How can you change this reaction? Write these situations down, and start to think of them as guides. For instance, if you were a boxer and were defeated after twelve rounds, you would want to look at the video to learn what your opponent did to win and what you could do better the next time. The old saying that “it's only a mistake if you have not learned from it” applies here. Each loss can be a winning situation when we take what we need from it and change our habits for the better.

Social Instability

Some studies regularly switched rats from cage to cage so that none of the rats were able to spend much time with each other or acclimate to their social environment. This was very stressful to the female rats, whereas male rats didn't care much.

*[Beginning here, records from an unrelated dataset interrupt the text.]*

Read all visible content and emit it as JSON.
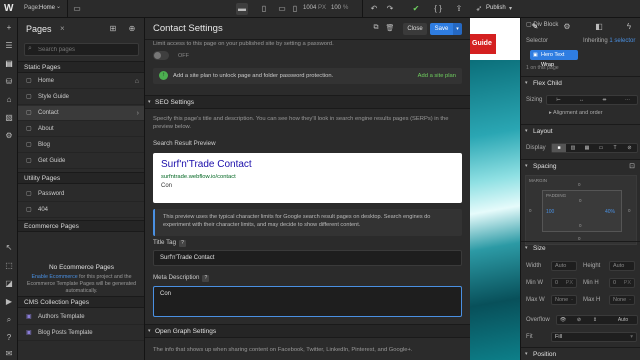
{
  "topbar": {
    "logo": "W",
    "page_label": "Page:",
    "page_name": "Home",
    "page_chevron": "⌄",
    "dimensions": "1004",
    "dimensions_unit": "PX",
    "zoom": "100",
    "zoom_unit": "%",
    "publish": "Publish",
    "publish_caret": "▾"
  },
  "pages_panel": {
    "title": "Pages",
    "close": "×",
    "search_placeholder": "Search pages",
    "static_header": "Static Pages",
    "static_pages": [
      {
        "label": "Home",
        "icon": "home-icon",
        "glyph": "⌂"
      },
      {
        "label": "Style Guide"
      },
      {
        "label": "Contact",
        "selected": true,
        "chevron": "›"
      },
      {
        "label": "About"
      },
      {
        "label": "Blog"
      },
      {
        "label": "Get Guide"
      }
    ],
    "utility_header": "Utility Pages",
    "utility_pages": [
      {
        "label": "Password"
      },
      {
        "label": "404"
      }
    ],
    "ecommerce_header": "Ecommerce Pages",
    "ecommerce_empty_title": "No Ecommerce Pages",
    "ecommerce_link": "Enable Ecommerce",
    "ecommerce_empty_desc": " for this project and the Ecommerce Template Pages will be generated automatically.",
    "cms_header": "CMS Collection Pages",
    "cms_pages": [
      {
        "label": "Authors Template"
      },
      {
        "label": "Blog Posts Template"
      }
    ]
  },
  "settings_panel": {
    "title": "Contact Settings",
    "close_label": "Close",
    "save_label": "Save",
    "save_caret": "▾",
    "password_desc": "Limit access to this page on your published site by setting a password.",
    "toggle_label": "OFF",
    "plan_msg": "Add a site plan to unlock page and folder password protection.",
    "plan_link": "Add a site plan",
    "seo_header": "SEO Settings",
    "section_chevron": "▾",
    "seo_desc": "Specify this page's title and description. You can see how they'll look in search engine results pages (SERPs) in the preview below.",
    "preview_label": "Search Result Preview",
    "preview": {
      "title": "Surf'n'Trade Contact",
      "url": "surfntrade.webflow.io/contact",
      "desc": "Con"
    },
    "preview_info": "This preview uses the typical character limits for Google search result pages on desktop. Search engines do experiment with their character limits, and may decide to show different content.",
    "title_tag_label": "Title Tag",
    "help_mark": "?",
    "title_tag_value": "Surf'n'Trade Contact",
    "meta_desc_label": "Meta Description",
    "meta_desc_value": "Con",
    "og_header": "Open Graph Settings",
    "og_desc": "The info that shows up when sharing content on Facebook, Twitter, LinkedIn, Pinterest, and Google+."
  },
  "canvas": {
    "guide_label": "Guide"
  },
  "style_panel": {
    "element": "Div Block",
    "selector_label": "Selector",
    "inheriting": "Inheriting",
    "inheriting_count": "1 selector",
    "class_chip": "Hero Text Wrap",
    "on_page": "1 on this page",
    "flex_child": "Flex Child",
    "sizing_label": "Sizing",
    "alignment": "Alignment and order",
    "layout": "Layout",
    "display_label": "Display",
    "spacing": "Spacing",
    "margin_label": "MARGIN",
    "padding_label": "PADDING",
    "pad_left": "100",
    "pad_right": "40%",
    "size": "Size",
    "width_label": "Width",
    "height_label": "Height",
    "min_w_label": "Min W",
    "min_h_label": "Min H",
    "max_w_label": "Max W",
    "max_h_label": "Max H",
    "auto": "Auto",
    "px": "PX",
    "none": "None",
    "minus": "-",
    "zero": "0",
    "overflow_label": "Overflow",
    "overflow_auto": "Auto",
    "fit_label": "Fit",
    "fit_value": "Fill",
    "position": "Position",
    "chevron": "▾",
    "plus": "+"
  },
  "colors": {
    "accent": "#2f7de1",
    "canvas_red": "#d42020",
    "success": "#6fcf5f"
  }
}
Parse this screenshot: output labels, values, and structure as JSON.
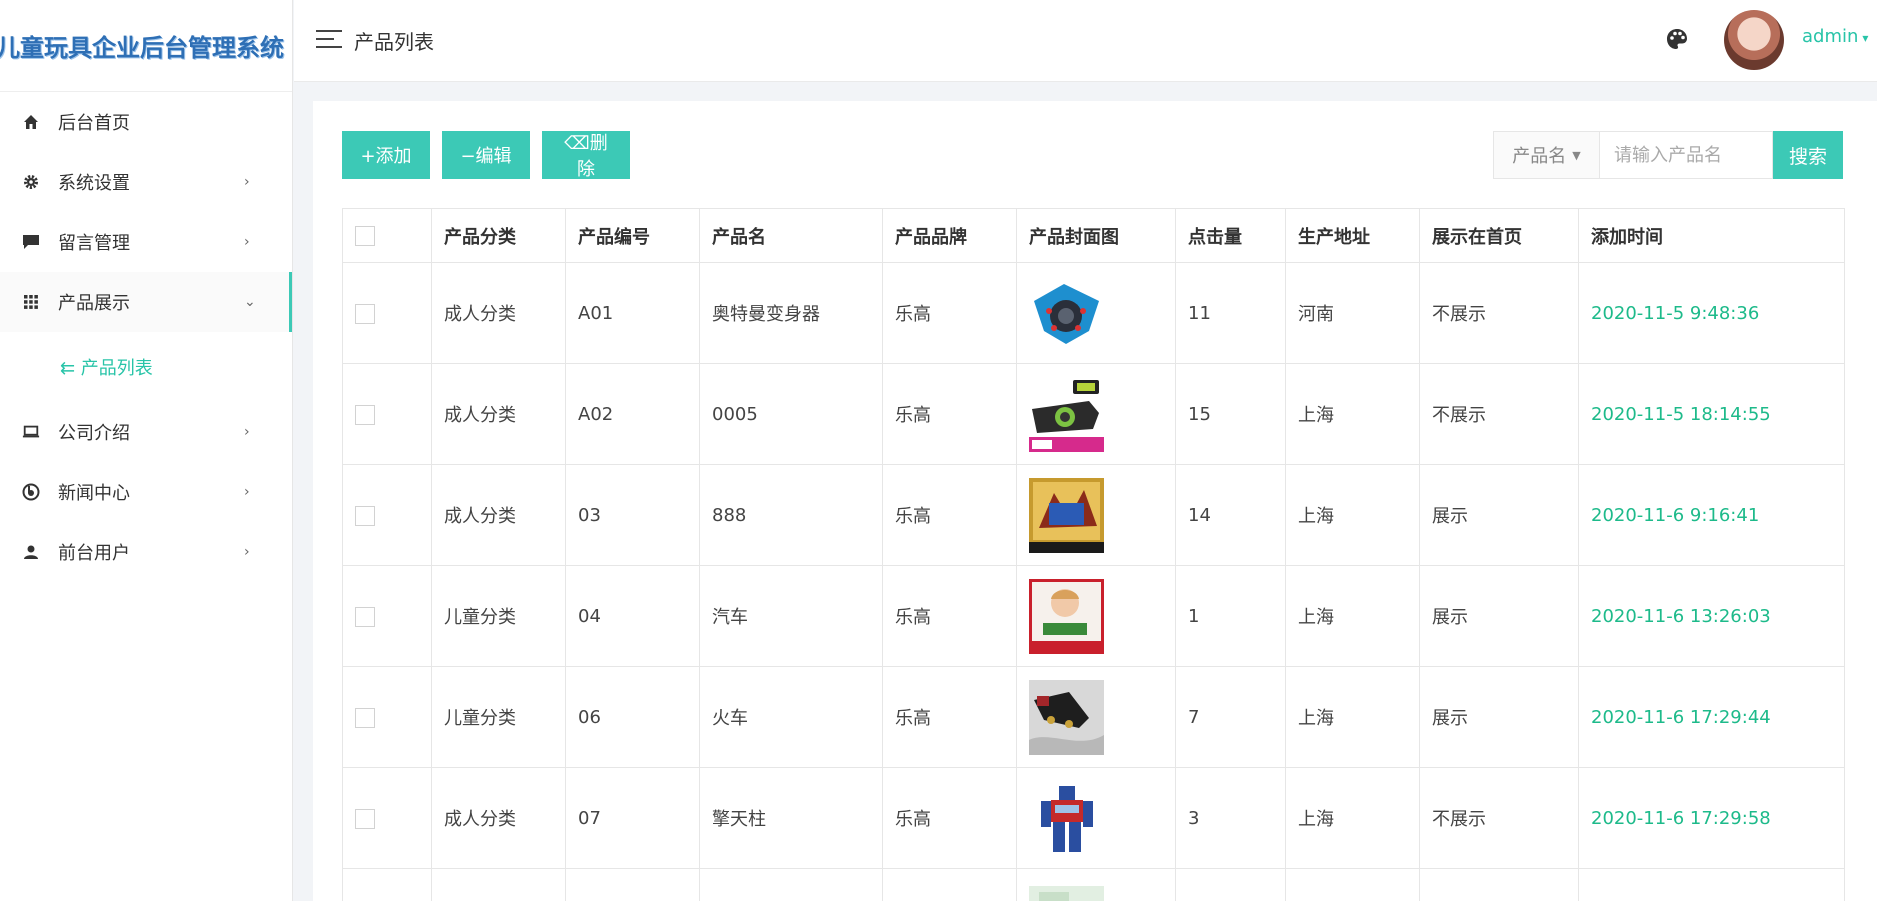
{
  "brand": {
    "title": "儿童玩具企业后台管理系统"
  },
  "sidebar": {
    "items": [
      {
        "label": "后台首页",
        "icon": "home-icon",
        "arrow": ""
      },
      {
        "label": "系统设置",
        "icon": "gear-icon",
        "arrow": "›"
      },
      {
        "label": "留言管理",
        "icon": "message-icon",
        "arrow": "›"
      },
      {
        "label": "产品展示",
        "icon": "grid-icon",
        "arrow": "⌄"
      },
      {
        "label": "公司介绍",
        "icon": "laptop-icon",
        "arrow": "›"
      },
      {
        "label": "新闻中心",
        "icon": "news-icon",
        "arrow": "›"
      },
      {
        "label": "前台用户",
        "icon": "user-icon",
        "arrow": "›"
      }
    ],
    "sub_item": {
      "label": "⇇ 产品列表"
    }
  },
  "header": {
    "title": "产品列表",
    "user": "admin"
  },
  "toolbar": {
    "add_label": "+添加",
    "edit_label": "−编辑",
    "delete_label": "⌫删除",
    "search_field": "产品名",
    "search_placeholder": "请输入产品名",
    "search_button": "搜索"
  },
  "table": {
    "columns": [
      "产品分类",
      "产品编号",
      "产品名",
      "产品品牌",
      "产品封面图",
      "点击量",
      "生产地址",
      "展示在首页",
      "添加时间"
    ],
    "rows": [
      {
        "category": "成人分类",
        "code": "A01",
        "name": "奥特曼变身器",
        "brand": "乐高",
        "clicks": "11",
        "address": "河南",
        "home": "不展示",
        "time": "2020-11-5 9:48:36",
        "image": "ultraman-transformer-image"
      },
      {
        "category": "成人分类",
        "code": "A02",
        "name": "0005",
        "brand": "乐高",
        "clicks": "15",
        "address": "上海",
        "home": "不展示",
        "time": "2020-11-5 18:14:55",
        "image": "belt-toy-image"
      },
      {
        "category": "成人分类",
        "code": "03",
        "name": "888",
        "brand": "乐高",
        "clicks": "14",
        "address": "上海",
        "home": "展示",
        "time": "2020-11-6 9:16:41",
        "image": "card-pack-image"
      },
      {
        "category": "儿童分类",
        "code": "04",
        "name": "汽车",
        "brand": "乐高",
        "clicks": "1",
        "address": "上海",
        "home": "展示",
        "time": "2020-11-6 13:26:03",
        "image": "child-car-image"
      },
      {
        "category": "儿童分类",
        "code": "06",
        "name": "火车",
        "brand": "乐高",
        "clicks": "7",
        "address": "上海",
        "home": "展示",
        "time": "2020-11-6 17:29:44",
        "image": "train-image"
      },
      {
        "category": "成人分类",
        "code": "07",
        "name": "擎天柱",
        "brand": "乐高",
        "clicks": "3",
        "address": "上海",
        "home": "不展示",
        "time": "2020-11-6 17:29:58",
        "image": "optimus-image"
      }
    ]
  },
  "colors": {
    "accent": "#3cc9b6",
    "time_green": "#1dba8a",
    "brand_blue": "#2e6fb5"
  }
}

If you are a woman in a work or home environment that is not stable, think about ways to change your situation to bring a sense of regularity. Sometimes there are other opportunities regarding
places to live or work that might be more in line with your emotional needs. Other studies in humans have also shown that changing sexual partners is generally more stressful for women, but not as much of a stress issue in men.

Isolation

Animal studies showed that keeping an animal away from the rest of the group led to depressive behavior in females much more than in males. Applying this to people, it seems that living alone is quite taxing on women. If you are a woman who lives on your own, I recommend looking into community involvement, volunteering, and social activity as a way to balance the sense of isolation that can affect some women. In the long term, a roommate or housemate may help the situation.

SPECIFICALLY FOR WOMEN

Years ago, when I was a young research assistant at the National Institutes of Health, I asked my mentor why all our experiments were performed with male rats, not females. He said female hormones were very complicated and would confuse research results, so it was simpler not to use females. I learned later that this is also why most research in humans with conditions such as cardiovascular disease is done with men—at the expense of properly treating the disease in women. My hope with this section is to explain what these differences are, and how to use them to our advantage when treating depression.

Birth Control Pills

Ten to 15 percent of women of reproductive age develop a major depressive disorder—which is slightly higher than the general population's 8 to 10 percent. If you are a woman using birth control pills (BCP), you should know that these little pills are notorious for depleting a woman's body of a number of vitamins and for
lowering brain serotonin and norepinephrine function as well. As a result, BCP can play a role in contributing to depression. As far as vitamins are concerned, one of the most notable casualties is vitamin B
6
, which is needed as a cofactor to manufacture neurotransmitters. Zinc and iron levels are also known to drop, which may also play a role in depression. While not discussed in the literature, my guess is that extra hormonal processing through the liver due to the BCP leads to deficiency by using up valuable vitamins like B
6
.

Speaking purely as a naturopathic physician, my preference for my patients would be not to use BCP, especially if they are having mood issues. In a few cases, discontinuation alone helped my patients' low mood. Of course, I also understand that each woman needs to decide what is best and most practical regarding her life. Consider talking to your doctor about other birth control options to see if another is right for you. You may learn about other choices that you could be interested in later even if they are not best for your life situation right now. The idea is to keep yourself educated about your choices and to keep the option of using something other than BCP open.